I felt sad because I didn’t want to leave him without someone to watch his back, but I knew I wasn’t the one for him anymore because he was in such a bad place.

After spending three days in that detox center, I called the district attorney and said, “I’m going to go back.”

I told all the accounts that were looking for me and said: “I need you to get a package. I’m not going to fight. I’m just going to pray without competition. But I want to see my children, and not I want no one to arrest me in front of them. It will already be traumatic enough that I tell them I’m going to jail.”

I got out of detox on December 7, 2000, and I went to my children’s house and spent the day with them. On December 8th, in the morning, I went to the school bus, and I told them that I was going to prison.

My daughter, who was eight years old, told me: “I can’t even cry because I’ve cried so many times, Mom, saying please, don’t leave me, and you’ve always left me.”

These were sobering words to hear from an eight-year-old boy. I got a ten-year sentence, but the judge said that if I did a twelve-month drug program, he would suspend my time and let me out after the drug program was over.

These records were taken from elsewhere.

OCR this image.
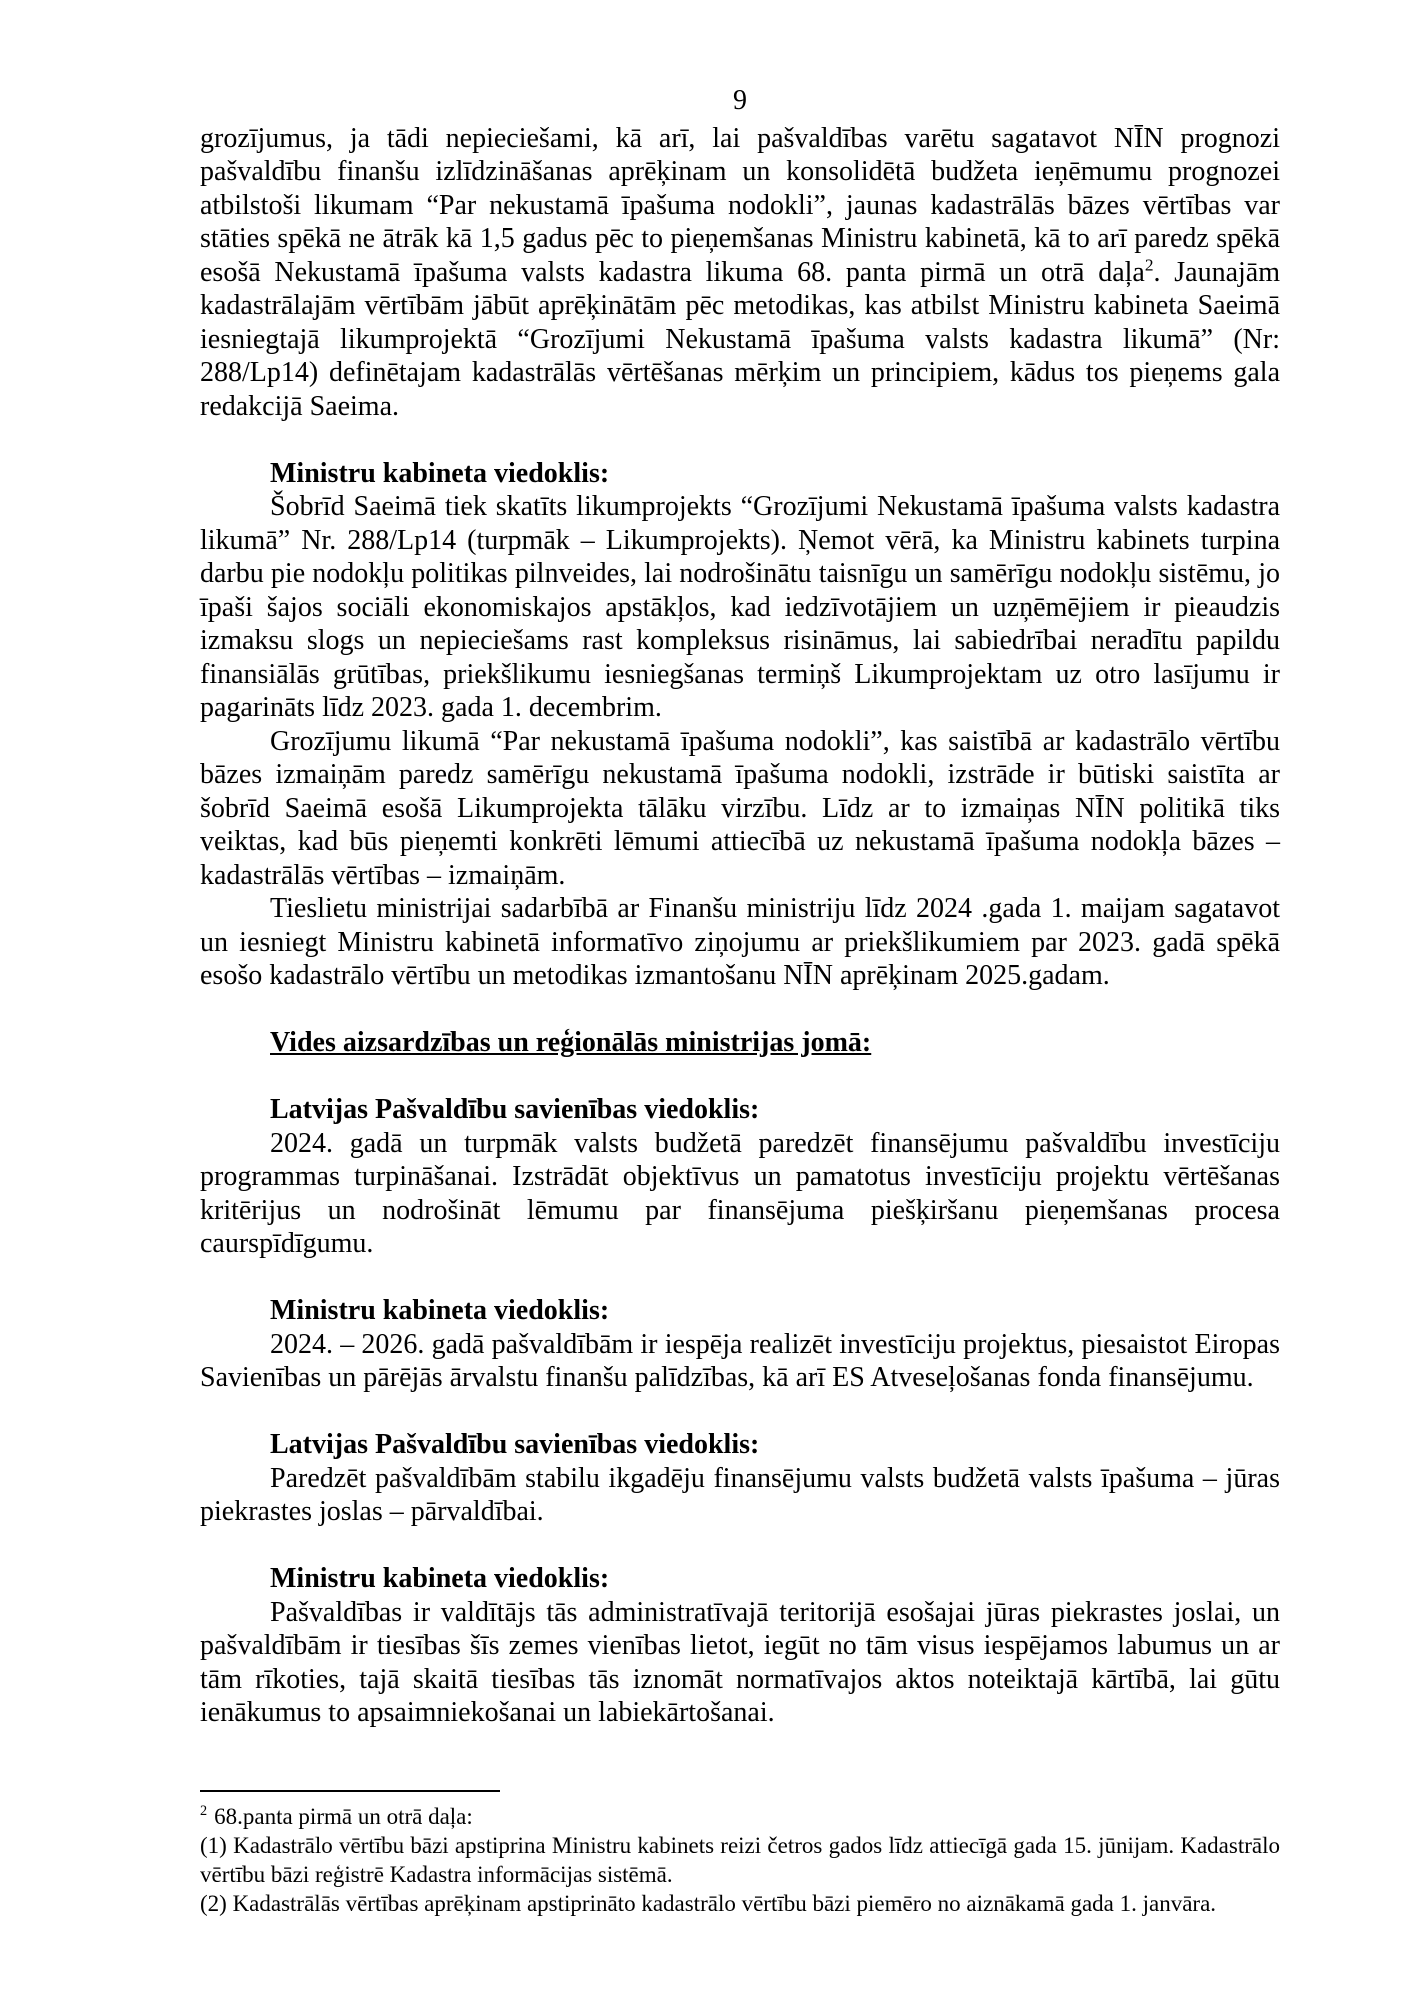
9

grozījumus, ja tādi nepieciešami, kā arī, lai pašvaldības varētu sagatavot NĪN prognozi pašvaldību finanšu izlīdzināšanas aprēķinam un konsolidētā budžeta ieņēmumu prognozei atbilstoši likumam “Par nekustamā īpašuma nodokli”, jaunas kadastrālās bāzes vērtības var stāties spēkā ne ātrāk kā 1,5 gadus pēc to pieņemšanas Ministru kabinetā, kā to arī paredz spēkā esošā Nekustamā īpašuma valsts kadastra likuma 68. panta pirmā un otrā daļa$^2$. Jaunajām kadastrālajām vērtībām jābūt aprēķinātām pēc metodikas, kas atbilst Ministru kabineta Saeimā iesniegtajā likumprojektā “Grozījumi Nekustamā īpašuma valsts kadastra likumā” (Nr: 288/Lp14) definētajam kadastrālās vērtēšanas mērķim un principiem, kādus tos pieņems gala redakcijā Saeima.

Ministru kabineta viedoklis:

Šobrīd Saeimā tiek skatīts likumprojekts “Grozījumi Nekustamā īpašuma valsts kadastra likumā” Nr. 288/Lp14 (turpmāk – Likumprojekts). Ņemot vērā, ka Ministru kabinets turpina darbu pie nodokļu politikas pilnveides, lai nodrošinātu taisnīgu un samērīgu nodokļu sistēmu, jo īpaši šajos sociāli ekonomiskajos apstākļos, kad iedzīvotājiem un uzņēmējiem ir pieaudzis izmaksu slogs un nepieciešams rast kompleksus risināmus, lai sabiedrībai neradītu papildu finansiālās grūtības, priekšlikumu iesniegšanas termiņš Likumprojektam uz otro lasījumu ir pagarināts līdz 2023. gada 1. decembrim.

Grozījumu likumā “Par nekustamā īpašuma nodokli”, kas saistībā ar kadastrālo vērtību bāzes izmaiņām paredz samērīgu nekustamā īpašuma nodokli, izstrāde ir būtiski saistīta ar šobrīd Saeimā esošā Likumprojekta tālāku virzību. Līdz ar to izmaiņas NĪN politikā tiks veiktas, kad būs pieņemti konkrēti lēmumi attiecībā uz nekustamā īpašuma nodokļa bāzes – kadastrālās vērtības – izmaiņām.

Tieslietu ministrijai sadarbībā ar Finanšu ministriju līdz 2024 .gada 1. maijam sagatavot un iesniegt Ministru kabinetā informatīvo ziņojumu ar priekšlikumiem par 2023. gadā spēkā esošo kadastrālo vērtību un metodikas izmantošanu NĪN aprēķinam 2025.gadam.

Vides aizsardzības un reģionālās ministrijas jomā:
Latvijas Pašvaldību savienības viedoklis:

2024. gadā un turpmāk valsts budžetā paredzēt finansējumu pašvaldību investīciju programmas turpināšanai. Izstrādāt objektīvus un pamatotus investīciju projektu vērtēšanas kritērijus un nodrošināt lēmumu par finansējuma piešķiršanu pieņemšanas procesa caurspīdīgumu.

Ministru kabineta viedoklis:

2024. – 2026. gadā pašvaldībām ir iespēja realizēt investīciju projektus, piesaistot Eiropas Savienības un pārējās ārvalstu finanšu palīdzības, kā arī ES Atveseļošanas fonda finansējumu.

Latvijas Pašvaldību savienības viedoklis:

Paredzēt pašvaldībām stabilu ikgadēju finansējumu valsts budžetā valsts īpašuma – jūras piekrastes joslas – pārvaldībai.

Ministru kabineta viedoklis:

Pašvaldības ir valdītājs tās administratīvajā teritorijā esošajai jūras piekrastes joslai, un pašvaldībām ir tiesības šīs zemes vienības lietot, iegūt no tām visus iespējamos labumus un ar tām rīkoties, tajā skaitā tiesības tās iznomāt normatīvajos aktos noteiktajā kārtībā, lai gūtu ienākumus to apsaimniekošanai un labiekārtošanai.

$^2$ 68.panta pirmā un otrā daļa:
(1) Kadastrālo vērtību bāzi apstiprina Ministru kabinets reizi četros gados līdz attiecīgā gada 15. jūnijam. Kadastrālo vērtību bāzi reģistrē Kadastra informācijas sistēmā.
(2) Kadastrālās vērtības aprēķinam apstiprināto kadastrālo vērtību bāzi piemēro no aiznākamā gada 1. janvāra.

It was a good thing he did for me because I didn’t deserve it. I was appreciated. It took me nine months to get to a prison that had a twelve-month drug program, and when I finished, the judge kept his word and let me out.

When I came out, my husband left my children. He took care of them while I was in prison. For many years I went into their lives.

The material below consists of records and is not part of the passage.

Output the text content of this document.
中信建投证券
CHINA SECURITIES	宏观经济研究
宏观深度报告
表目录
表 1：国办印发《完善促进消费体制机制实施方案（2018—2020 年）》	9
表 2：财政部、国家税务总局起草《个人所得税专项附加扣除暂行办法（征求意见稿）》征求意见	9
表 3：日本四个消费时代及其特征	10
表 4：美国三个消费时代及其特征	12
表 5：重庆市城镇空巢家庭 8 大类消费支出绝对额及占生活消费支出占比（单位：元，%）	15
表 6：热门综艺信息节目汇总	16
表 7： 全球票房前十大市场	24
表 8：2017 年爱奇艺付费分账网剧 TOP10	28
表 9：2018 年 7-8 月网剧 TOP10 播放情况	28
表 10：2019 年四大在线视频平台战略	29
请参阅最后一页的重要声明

With the help of mentors around me, I began to learn how to be a mother. My kids and I are going to counseling so we can heal. I wanted them to be willing to give her another chance to be her mother because it had hurt her so deeply, but it was a long journey.

It honestly took about 20 years to heal.

I remarried and had grandchildren. It seemed like I was living the dream. But my husband said to me one day: “I want you to pray because I believe there is something in you that you need to do.”

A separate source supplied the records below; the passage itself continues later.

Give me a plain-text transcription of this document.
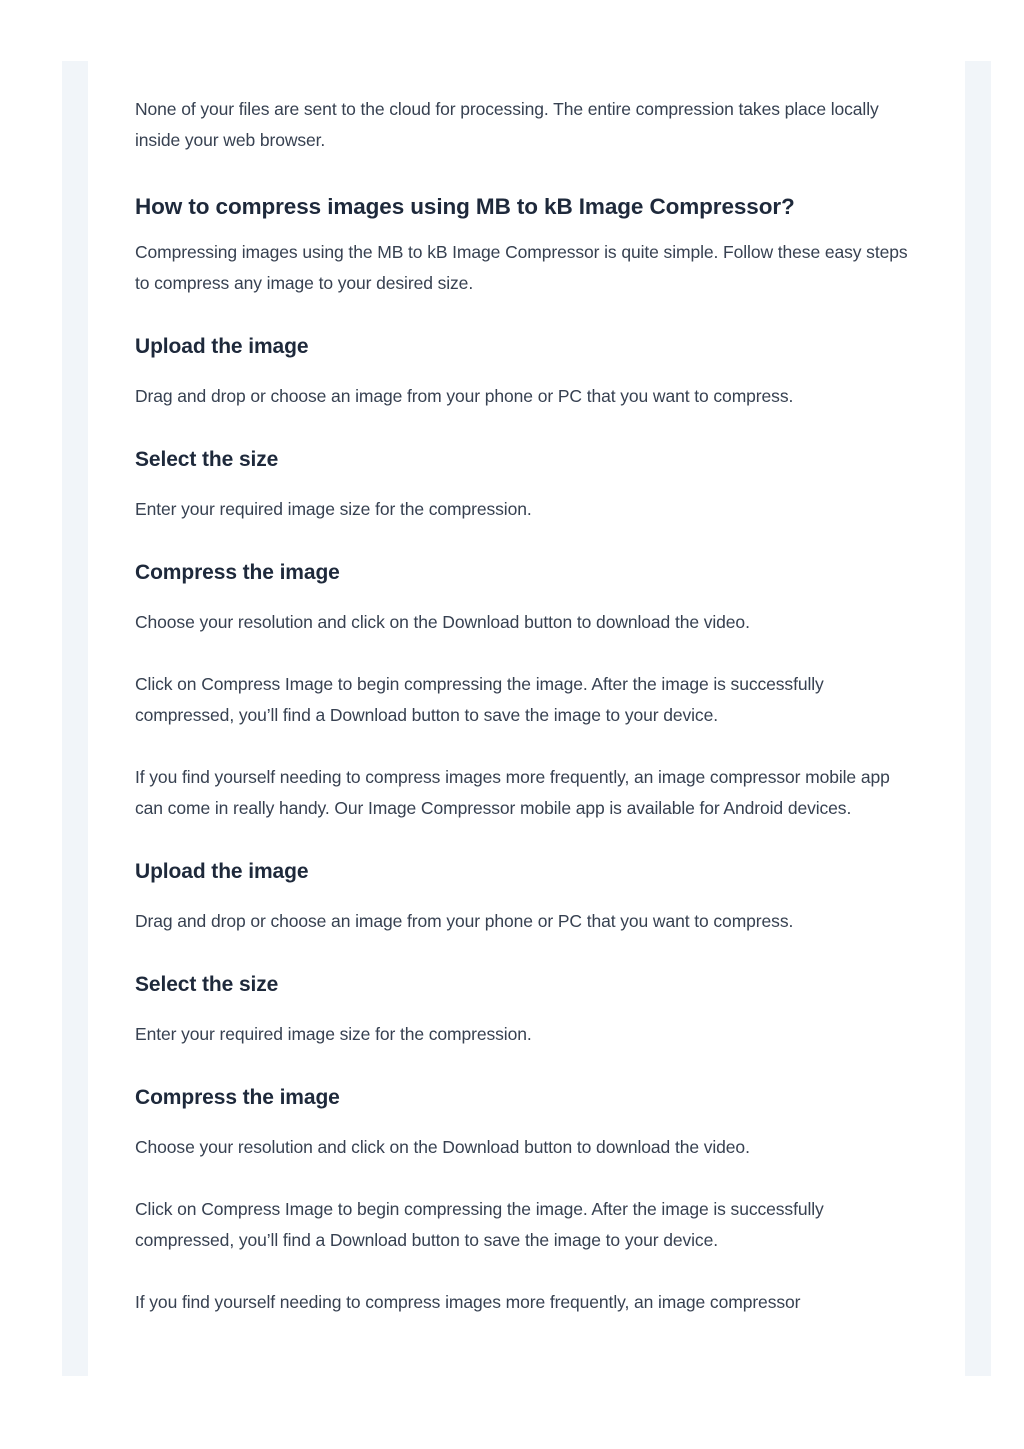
None of your files are sent to the cloud for processing. The entire compression takes place locally inside your web browser.

How to compress images using MB to kB Image Compressor?

Compressing images using the MB to kB Image Compressor is quite simple. Follow these easy steps to compress any image to your desired size.

Upload the image

Drag and drop or choose an image from your phone or PC that you want to compress.

Select the size

Enter your required image size for the compression.

Compress the image

Choose your resolution and click on the Download button to download the video.

Click on Compress Image to begin compressing the image. After the image is successfully compressed, you’ll find a Download button to save the image to your device.

If you find yourself needing to compress images more frequently, an image compressor mobile app can come in really handy. Our Image Compressor mobile app is available for Android devices.

Upload the image

Drag and drop or choose an image from your phone or PC that you want to compress.

Select the size

Enter your required image size for the compression.

Compress the image

Choose your resolution and click on the Download button to download the video.

Click on Compress Image to begin compressing the image. After the image is successfully compressed, you’ll find a Download button to save the image to your device.

If you find yourself needing to compress images more frequently, an image compressor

That’s when I realized that I wanted to help other women who were in a similar situation to me – mothers who couldn’t see their children because of their addiction.

I asked my husband if we could buy a house to integrate women into the community. The plan was to hold recovery meetings and help these women get their children back. And so we did. Things were going pretty well, and I was able to go into prisons and jails, taking people out and bringing them home.

However, getting these women into employment was slow because of how much their addictions impacted their lives. And so our coffee shop was born.

I wanted to create jobs for these women. What made the cafe successful was that five women in the community got together and took my vision to hire other women who had just come out of prison to work in the cafe.

We started expanding our coffee shop in our small community of Claremore in 2012. In this process, in 2019, the governor pardoned me, which expanded my reach in Oklahoma in 2020.

So the governor ended up appointing me to the board of directors of the Department of Corrections, and he also appointed me a few times to sit on his criminal reform team.

I feel like I’ve made a big mess of my life. But in turning my life around, which I believe God had a big part in, I was able to grow and expand and help other women, especially women in our state who have been affected by addiction.

Without the support of the mentors I met in prison, my story would have looked very different. They gave me a responsibility – something I had never had before. And they encouraged me to keep pushing through treatment for recovery.

We can all be like that for someone.

A person might face a difficulty or problem today, but this does not mean that his situation will be permanent.

We should never underestimate the influence of a mentor or a spouse – they can help us discover inner strength, especially when the person is not aware of himself.

Rhonda Bear is the founder of SheBrews Coffee and Transition Program, and a board member for the Oklahoma Department of Corrections. A former prisoner herself, Rhonda is now an advocate for incarceration reform and programs for individuals, especially women, returning to their communities after a prison sentence.

All views expressed in this article are the author’s.

As told to Newsweek associate editor Carine Harb.